Son expulsion, samedi 23 décembre, est intervenue alors qu'il ne s'y "attendai[t] pas".

Depuis plusieurs semaines, le jeune homme avait lancé de nouvelles démarches pour obtenir le droit de séjourner en France. Les autorités françaises lui demandaient de pointer trois fois par semaine au commissariat. Vendredi 22 décembre, alors qu'il vient émarger à 9h, juste avant d'aller travailler, "un policier est venu me dire : 'il faut vous mettre en centre de rétention' et, il m'a enlevé mon téléphone", explique-t-il. 

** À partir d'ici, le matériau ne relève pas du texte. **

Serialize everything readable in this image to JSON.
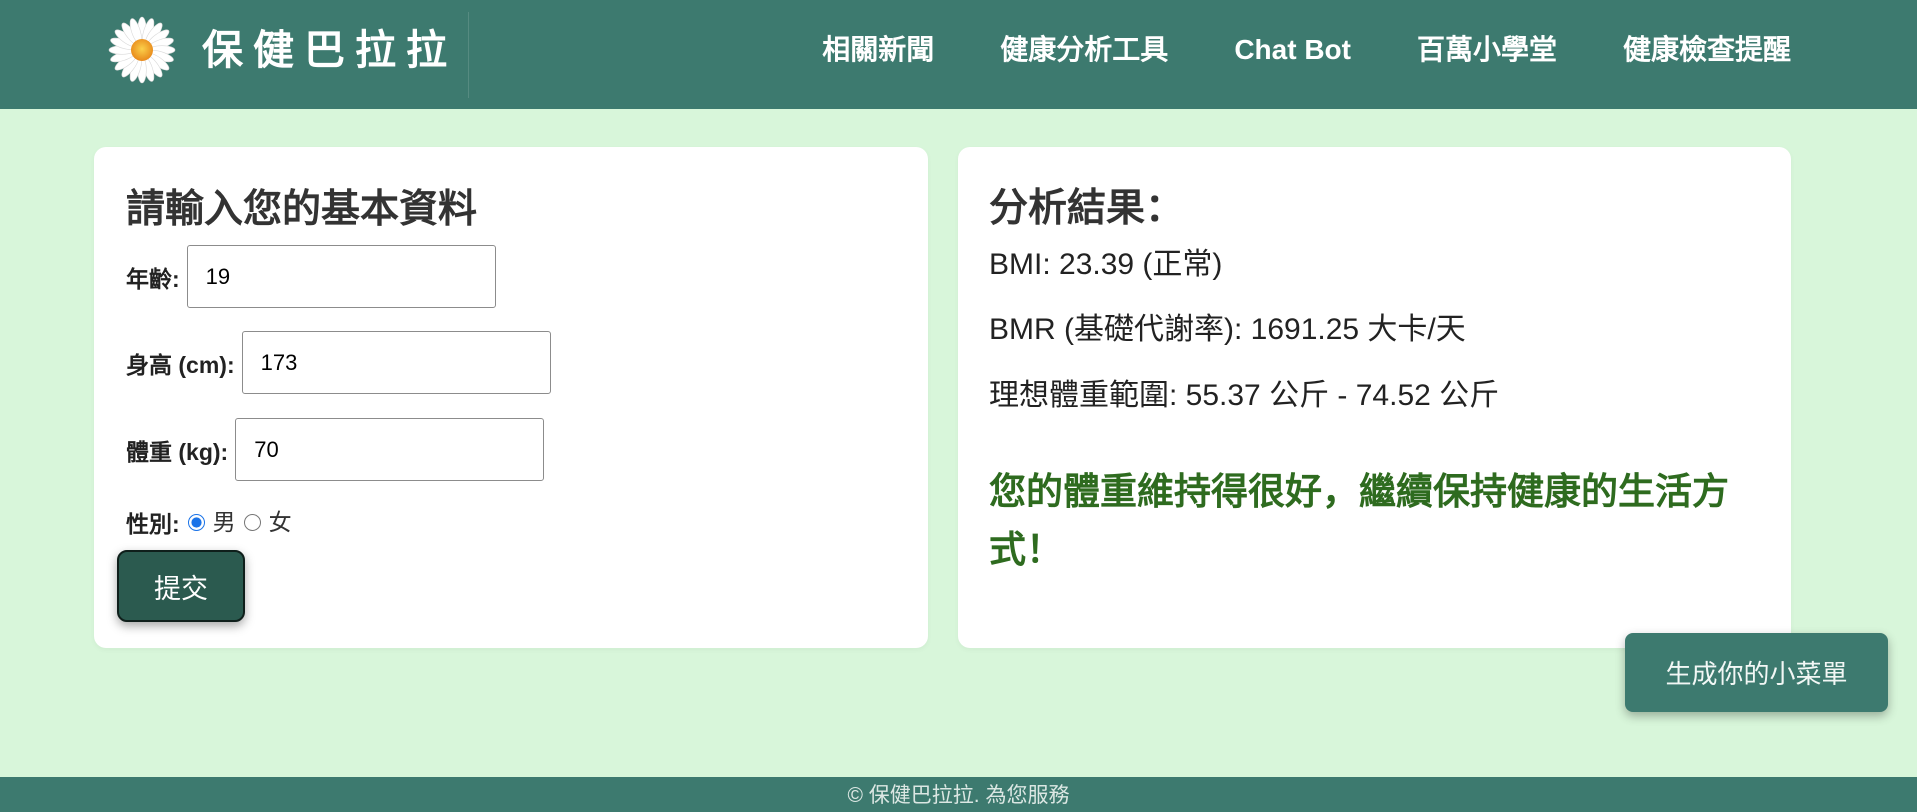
{
  "header": {
    "logo_icon": "daisy-icon",
    "logo_text": "保健巴拉拉",
    "nav": [
      {
        "label": "相關新聞"
      },
      {
        "label": "健康分析工具"
      },
      {
        "label": "Chat Bot"
      },
      {
        "label": "百萬小學堂"
      },
      {
        "label": "健康檢查提醒"
      }
    ]
  },
  "form": {
    "title": "請輸入您的基本資料",
    "age": {
      "label": "年齡:",
      "value": "19"
    },
    "height": {
      "label": "身高 (cm):",
      "value": "173"
    },
    "weight": {
      "label": "體重 (kg):",
      "value": "70"
    },
    "gender": {
      "label": "性別:",
      "options": [
        {
          "label": "男",
          "checked": true
        },
        {
          "label": "女",
          "checked": false
        }
      ]
    },
    "submit_label": "提交"
  },
  "result": {
    "title": "分析結果：",
    "bmi_line": "BMI: 23.39 (正常)",
    "bmr_line": "BMR (基礎代謝率): 1691.25 大卡/天",
    "ideal_weight_line": "理想體重範圍: 55.37 公斤 - 74.52 公斤",
    "message": "您的體重維持得很好，繼續保持健康的生活方式！"
  },
  "menu_button_label": "生成你的小菜單",
  "footer": {
    "text": "© 保健巴拉拉. 為您服務"
  },
  "colors": {
    "header_bg": "#3d7a6f",
    "page_bg": "#d8f6da",
    "submit_bg": "#2b5a4f",
    "message_text": "#2e6b1f",
    "radio_accent": "#1a73e8"
  }
}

Je n'ai pas souhaité ça pour moi. Ce n'est pas mon vœu.

Ousmane Touré

Guinéen, expulsé

Après une nuit en centre de rétention, il a à peine le temps "de faire une petite toilette" que "trois policiers [viennent le] chercher pour [l]'emmener à Bordeaux". Un policier l'interroge : "'Vous savez pourquoi vous êtes là ?', m'a-t-il dit. J'ai dit que non. Il m'a dit que j'étais là pour retourner en Guinée."

Ousmane Touré prend la situation avec fatalisme et décrit la décision de l'administration française de le renvoyer comme "une volonté de Dieu". Puis il ajoute : "Je n'ai pas souhaité ça pour moi. Ce n'est pas mon vœu."

Son espoir, que la solidarité autour de son cas lui permette de revenir à La Rochelle où il a laissé son travail dans un restaurant et ses amis.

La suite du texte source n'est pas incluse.